"Enjoy by," "best before" and "sell by" labels on the packaging of US foodstuffs often have little connection to the date the food actually becomes spoiled, leading to a gross amount of perfectly good food being thrown away each day, a recent study by the Food Law and Policy Clinic at Harvard University reports. The study implicates wasteful and unregulated marketing practices and offers suggestions on how to better set food expiration dates in the US.

An estimated 40 percent of food in the United States goes uneaten and even the most conservative estimates peg American food waste at 160 billion pounds each year, the report states. Each American wastes 10 times as much food as the average consumer in Southeast Asia.

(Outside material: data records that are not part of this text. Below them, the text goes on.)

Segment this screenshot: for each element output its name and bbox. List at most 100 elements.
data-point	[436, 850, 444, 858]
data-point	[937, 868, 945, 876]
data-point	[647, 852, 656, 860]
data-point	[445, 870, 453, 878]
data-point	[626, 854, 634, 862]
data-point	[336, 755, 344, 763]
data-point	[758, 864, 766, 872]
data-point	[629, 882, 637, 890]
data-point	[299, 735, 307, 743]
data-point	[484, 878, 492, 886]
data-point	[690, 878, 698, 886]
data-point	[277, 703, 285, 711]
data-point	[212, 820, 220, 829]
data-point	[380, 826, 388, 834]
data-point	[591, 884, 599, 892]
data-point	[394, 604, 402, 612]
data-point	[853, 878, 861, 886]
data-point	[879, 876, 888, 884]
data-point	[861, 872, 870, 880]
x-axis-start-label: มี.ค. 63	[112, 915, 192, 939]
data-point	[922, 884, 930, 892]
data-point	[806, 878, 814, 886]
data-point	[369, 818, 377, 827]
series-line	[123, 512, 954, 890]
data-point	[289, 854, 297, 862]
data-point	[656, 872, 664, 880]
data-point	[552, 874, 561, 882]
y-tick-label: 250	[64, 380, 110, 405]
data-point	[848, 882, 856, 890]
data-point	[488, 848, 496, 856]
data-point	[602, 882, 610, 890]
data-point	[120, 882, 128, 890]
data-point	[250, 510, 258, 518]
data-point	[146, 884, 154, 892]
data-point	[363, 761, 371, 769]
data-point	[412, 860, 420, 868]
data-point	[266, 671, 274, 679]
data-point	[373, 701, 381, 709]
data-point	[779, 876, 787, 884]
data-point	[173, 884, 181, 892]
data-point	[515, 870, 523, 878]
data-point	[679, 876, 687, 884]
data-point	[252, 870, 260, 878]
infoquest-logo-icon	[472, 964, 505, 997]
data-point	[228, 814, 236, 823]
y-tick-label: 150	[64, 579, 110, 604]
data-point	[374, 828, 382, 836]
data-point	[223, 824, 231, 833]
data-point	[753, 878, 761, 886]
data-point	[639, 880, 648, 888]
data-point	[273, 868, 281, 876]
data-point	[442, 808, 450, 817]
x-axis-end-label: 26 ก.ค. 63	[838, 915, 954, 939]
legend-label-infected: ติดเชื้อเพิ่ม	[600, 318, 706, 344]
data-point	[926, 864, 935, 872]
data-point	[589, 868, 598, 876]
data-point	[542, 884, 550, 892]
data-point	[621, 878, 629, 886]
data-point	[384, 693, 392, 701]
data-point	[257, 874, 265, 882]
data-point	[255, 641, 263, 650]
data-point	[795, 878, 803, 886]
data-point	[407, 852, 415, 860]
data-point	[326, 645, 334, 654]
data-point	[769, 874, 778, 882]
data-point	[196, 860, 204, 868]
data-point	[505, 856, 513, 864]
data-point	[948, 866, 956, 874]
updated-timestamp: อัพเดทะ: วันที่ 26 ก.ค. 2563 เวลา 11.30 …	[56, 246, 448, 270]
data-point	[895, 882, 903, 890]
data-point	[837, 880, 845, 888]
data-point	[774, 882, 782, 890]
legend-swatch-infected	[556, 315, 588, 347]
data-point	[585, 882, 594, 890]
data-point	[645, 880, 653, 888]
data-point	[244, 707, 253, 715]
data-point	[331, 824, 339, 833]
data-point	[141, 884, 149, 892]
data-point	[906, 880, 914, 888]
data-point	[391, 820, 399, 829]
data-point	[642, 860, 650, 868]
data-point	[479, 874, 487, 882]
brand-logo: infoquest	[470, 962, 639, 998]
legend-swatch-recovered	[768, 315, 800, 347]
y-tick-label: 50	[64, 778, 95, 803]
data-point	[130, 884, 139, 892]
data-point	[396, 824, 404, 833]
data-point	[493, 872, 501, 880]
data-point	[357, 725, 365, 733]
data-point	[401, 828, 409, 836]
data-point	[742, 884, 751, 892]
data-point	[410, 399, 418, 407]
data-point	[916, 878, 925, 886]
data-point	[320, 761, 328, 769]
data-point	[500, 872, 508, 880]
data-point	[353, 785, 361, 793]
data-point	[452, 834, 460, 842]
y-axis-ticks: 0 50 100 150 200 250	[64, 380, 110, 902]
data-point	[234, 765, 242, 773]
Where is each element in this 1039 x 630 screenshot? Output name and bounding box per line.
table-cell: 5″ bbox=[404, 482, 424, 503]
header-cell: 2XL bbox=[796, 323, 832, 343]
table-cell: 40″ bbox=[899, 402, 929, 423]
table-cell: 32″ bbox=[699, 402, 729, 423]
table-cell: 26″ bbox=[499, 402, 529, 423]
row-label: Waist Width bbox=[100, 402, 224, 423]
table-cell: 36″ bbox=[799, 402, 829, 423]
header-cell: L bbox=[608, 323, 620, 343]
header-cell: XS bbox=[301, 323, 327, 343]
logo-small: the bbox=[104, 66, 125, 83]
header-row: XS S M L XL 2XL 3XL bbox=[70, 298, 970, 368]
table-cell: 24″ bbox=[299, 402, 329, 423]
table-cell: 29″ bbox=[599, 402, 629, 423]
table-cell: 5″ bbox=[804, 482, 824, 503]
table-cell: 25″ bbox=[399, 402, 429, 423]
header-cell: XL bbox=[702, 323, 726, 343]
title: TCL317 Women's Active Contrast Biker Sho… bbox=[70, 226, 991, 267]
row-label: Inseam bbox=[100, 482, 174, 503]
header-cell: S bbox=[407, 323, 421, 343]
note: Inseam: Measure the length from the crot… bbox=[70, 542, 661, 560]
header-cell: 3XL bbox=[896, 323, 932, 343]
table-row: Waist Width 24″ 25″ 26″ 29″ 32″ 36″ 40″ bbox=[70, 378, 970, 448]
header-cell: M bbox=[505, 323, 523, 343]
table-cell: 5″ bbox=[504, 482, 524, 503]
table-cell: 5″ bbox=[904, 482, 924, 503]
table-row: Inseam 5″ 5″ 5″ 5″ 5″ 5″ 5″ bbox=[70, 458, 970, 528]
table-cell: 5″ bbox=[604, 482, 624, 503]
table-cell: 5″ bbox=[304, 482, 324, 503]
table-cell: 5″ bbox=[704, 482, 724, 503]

"The waste of edible food by consumers, retailers, and manufacturers poses a significant burden to the American food system. Wasted food costs consumers and industry money; squanders important natural resources that are used to grow, process, distribute, and store America's food supply; and represents a missed opportunity to feed the millions of food insecure households in the United States that are struggling to access healthy, affordable food. Misinterpretation of the date labels on foods is a key factor leading to this waste," according to the Harvard report, "The Dating Game: How Confusing Food Labels Lead to Food Waste in America."

The report calls for the removal from consumer view of any reference to a "sell by" date on food packaging, which the report's authors say communicates no useful information to the consumer once the product is brought home.

"'Sell by' and other date labels that are used for stock control by retailers should be made invisible to consumers," the report states. "Products should only display dates that are intended to communicate to the consumer."

The report also calls for the creation of a reliable and coherent food dating system, which would include elimination of quality-based dates on non-perishable, shelf-stable products, require a "freeze by" date where applicable, establish a language standard for quality-based and safety-based labels and ensure dates are in clear and predictable places on packaging. The report also calls for more transparency for interested consumers to learn about how the food's expiration dates are established.

Lead study author Emily Broad Leib told CBS reporter Diane Stern that food manufacturers pick dates that are protective over their brand. "Which is fine," Leib said. "It's just important for consumers to know that," she said, adding that there is no legal requirements for food date labels and that rather than pertaining to safety, the dates are often only the manufacturer's suggestion of peak quality.

"Sell by" dates are especially alarming because they present no consumer-pertinent information, yet the study found that 90 percent of consumers throw away food on the sell by date.

"Consumers need to take that extra minute to actually look at their food and smell their food and make an assessment," Leib said. "When we just rely on these dates and throw everything away after the date, we're leading to really high rates of food waste."